Agresi militer Israel ke Jalur Ghaza Palestina membawa luka mendalam umat Islam. Pesawat tempur Israel dengan sombong dan angkuhnya memamerkan kecanggihan teknologi dan keterampilan tingkat tinggi pesawat tempurnya. Tidak hanya di Palestina, tapi juga di zona udara Mesir. Negara-negara Arab diam seribu bahasa, tidak bisa berbuat lebih. Mereka termangu melihat saudara-saudaranya dibantai dan dihancurkan Israel secara semena-mena. Mereka tidak mempunyai kekuatan militer canggih, seperti Israel. Teknologi pesawat tempur, darat, dan udaranya pas-pasan, jauh di bawah Israel yang selalu didukung penuh Amerika Serikat tanpa reserve.

Seperti diungkapkan Alvin Toffler bahwa kekuatan dunia dibagi menjadi tiga. Pertama, kekuatan otot sebagai kekuatan paling rendah dan tidak berharga. Kedua, kekuatan ekonomi sebagai kekuatan kelas menengah.
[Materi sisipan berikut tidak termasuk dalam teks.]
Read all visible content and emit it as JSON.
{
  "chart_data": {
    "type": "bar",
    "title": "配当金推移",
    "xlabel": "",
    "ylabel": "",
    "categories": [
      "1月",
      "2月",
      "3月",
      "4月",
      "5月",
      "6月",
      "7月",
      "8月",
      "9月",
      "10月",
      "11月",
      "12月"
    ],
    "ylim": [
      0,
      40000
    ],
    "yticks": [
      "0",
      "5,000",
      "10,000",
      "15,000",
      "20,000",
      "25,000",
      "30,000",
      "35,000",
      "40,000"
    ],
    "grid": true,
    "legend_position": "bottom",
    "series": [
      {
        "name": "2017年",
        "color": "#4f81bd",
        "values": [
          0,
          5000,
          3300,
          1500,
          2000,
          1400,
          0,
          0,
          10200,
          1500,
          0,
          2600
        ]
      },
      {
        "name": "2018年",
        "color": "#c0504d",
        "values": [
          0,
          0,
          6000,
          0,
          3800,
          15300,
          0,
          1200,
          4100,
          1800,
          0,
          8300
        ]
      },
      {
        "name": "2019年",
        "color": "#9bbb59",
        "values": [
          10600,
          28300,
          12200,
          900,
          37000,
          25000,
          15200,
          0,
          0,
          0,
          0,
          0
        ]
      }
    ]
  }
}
Ketiga, kekuatan ilmu pengetahuan dan teknologi sebagai kekuatan paling tinggi yang menentukan peradaban dunia mutakhir.

Negara yang rendah kualitas ilmu pengetahuan dan teknologinya akan menjadi bangsa kuli, tidak disegani, dan tidak dihormati bangsa-bangsa lain. Posisinya pun selalu menjadi objek eksploitasi negara-negara maju. Dalam persaingan ekonomi tingkat dunia, negara-negara yang miskin inovasi teknologi hanya berpotensi sebagai pasar subur negara-negara maju yang tidak mampu bersaing di pasar global. Dalam hal kebudayaan, negara-negara yang rendah kualitas teknologinya menjadi inferior dan underestimate. Dalam aspek politik global, mereka tidak diperhitungkan.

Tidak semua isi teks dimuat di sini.